Toutefois, à compter de 2031, la loi impose de réduire progressivement l’artificialisation nette des sols pour atteindre au niveau régional le ZAN en 2050. Cette mesure plus fine doit permettre d’observer l’artificialisation des sols en milieu urbanisé. A partir de 2031, on s’intéressera donc aux surfaces « artificialisées » et « non artificialisées » en fonction de leur occupation et de leur usage.
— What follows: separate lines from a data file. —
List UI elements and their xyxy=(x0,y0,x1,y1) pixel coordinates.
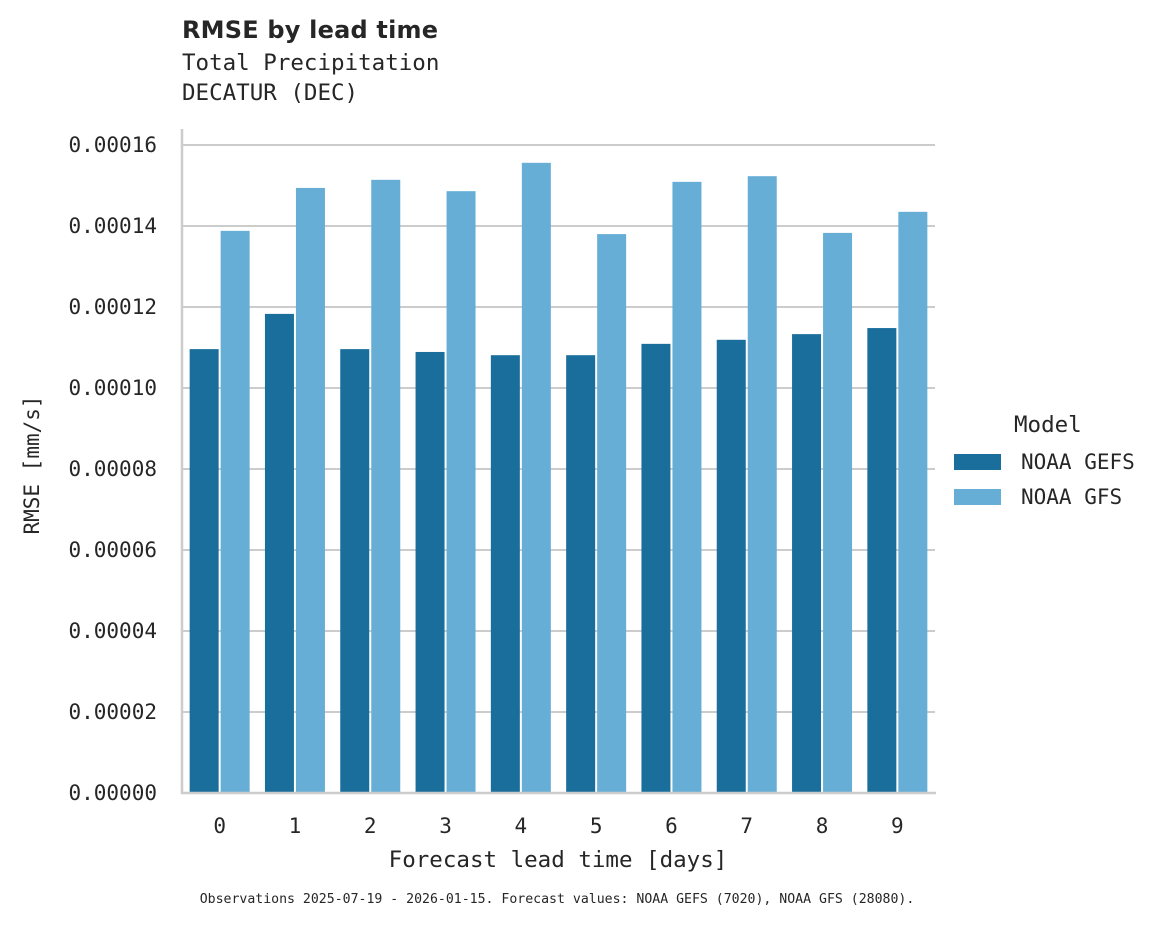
y-axis-label: RMSE [mm/s] xyxy=(20,395,44,535)
bar-gefs xyxy=(716,339,746,793)
bar-gefs xyxy=(340,349,370,793)
bar-gfs xyxy=(823,232,853,793)
legend-item-gefs: NOAA GEFS xyxy=(954,450,1135,474)
x-tick-label: 4 xyxy=(514,814,528,838)
chart-title: RMSE by lead time xyxy=(182,16,439,44)
legend-label-gfs: NOAA GFS xyxy=(1021,485,1123,509)
bar-gefs xyxy=(415,351,445,793)
x-tick-label: 5 xyxy=(589,814,603,838)
chart-subtitle-variable: Total Precipitation xyxy=(182,50,440,76)
bar-gefs xyxy=(867,328,897,793)
x-tick-label: 7 xyxy=(740,814,754,838)
bar-gefs xyxy=(264,313,294,793)
x-tick-label: 6 xyxy=(665,814,678,838)
y-tick-label: 0.00008 xyxy=(68,457,157,481)
legend-swatch-gfs xyxy=(954,489,1001,505)
legend-swatch-gefs xyxy=(954,454,1001,470)
y-tick-label: 0.00000 xyxy=(68,781,157,805)
bar-gefs xyxy=(641,343,671,793)
bar-gefs xyxy=(490,355,520,793)
y-tick-label: 0.00004 xyxy=(68,619,157,643)
x-tick-label: 0 xyxy=(213,814,226,838)
bar-gefs xyxy=(566,355,596,793)
y-tick-label: 0.00012 xyxy=(68,295,157,319)
y-tick-label: 0.00010 xyxy=(68,376,157,400)
legend-title: Model xyxy=(1014,412,1082,438)
bar-gfs xyxy=(446,191,476,794)
bar-gfs xyxy=(898,211,928,793)
footnote: Observations 2025-07-19 - 2026-01-15. Fo… xyxy=(199,892,915,907)
x-tick-label: 9 xyxy=(891,814,904,838)
x-tick-label: 3 xyxy=(439,814,452,838)
bar-gfs xyxy=(521,162,551,793)
bar-gfs xyxy=(220,230,250,794)
x-tick-label: 1 xyxy=(288,814,302,838)
gridlines xyxy=(182,144,935,713)
bar-gfs xyxy=(371,179,401,793)
bar-gfs xyxy=(295,187,325,793)
bar-gfs xyxy=(597,234,627,794)
bar-gfs xyxy=(672,181,702,794)
bar-gefs xyxy=(792,334,822,793)
bars xyxy=(189,162,928,794)
y-tick-label: 0.00002 xyxy=(68,700,157,724)
chart-subtitle-station: DECATUR (DEC) xyxy=(182,80,359,106)
x-tick-label: 8 xyxy=(815,814,829,838)
y-tick-label: 0.00016 xyxy=(68,133,157,157)
bar-gfs xyxy=(747,176,777,793)
bar-gefs xyxy=(189,349,219,793)
legend-label-gefs: NOAA GEFS xyxy=(1021,450,1135,474)
y-tick-label: 0.00006 xyxy=(68,538,157,562)
y-tick-label: 0.00014 xyxy=(68,214,157,238)
x-tick-label: 2 xyxy=(363,814,377,838)
legend-item-gfs: NOAA GFS xyxy=(954,485,1122,509)
x-axis-label: Forecast lead time [days] xyxy=(388,847,728,873)
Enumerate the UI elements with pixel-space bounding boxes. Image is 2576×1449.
L’échelle d’appréciation des surfaces sera fixée par arrêté ministériel.

Or, les objets linéaires de moins de 5 mètres de largeur (tels que les pistes cyclables), qui est le chiffre aujourd'hui évoqué par la DGALN, ne seront pas « observables ». De fait, ils seront qualifiés en fonction de la surface dans laquelle ils sont implantés.

Trois cas de figure concrets sont identifiés :

-   Création d’une piste cyclable sur une route ou un espace public existants : la surface étant déjà artificialisée, il n’y a pas de variation de flux, donc pas d’incidence ;

-   Création d’une piste cyclable sur une surface jusqu’alors non artificialisée : la logique des 5 mètres s’applique. La présence de la piste cyclable importe peu puisque c’est son environnement qui sera qualifié.

-   Création d’une voie verte isolée en milieu rural : dans la mesure où la surface imperméabilisée pour la réalisation de la voie est inférieure à 5 mètres, elle ne sera pas identifiée comme surface artificialisée.

Les auteurs de cet amendement souhaitent donc garantir au préalable les dispositions qui seront définies par voie réglementaire, et s’assurer que les pistes cyclables en deçà d’une largeur de 5 mètres ne seront pas comptabilisées. Au-delà, ces projets d’infrastructures cyclables devraient être décomptés dans une enveloppe régionale. Ceci, compte tenu de l'intérêt régional de leur développement, de la continuité et de la cohérence du maillage cyclable pour la transition écologique et la transition des mobilités.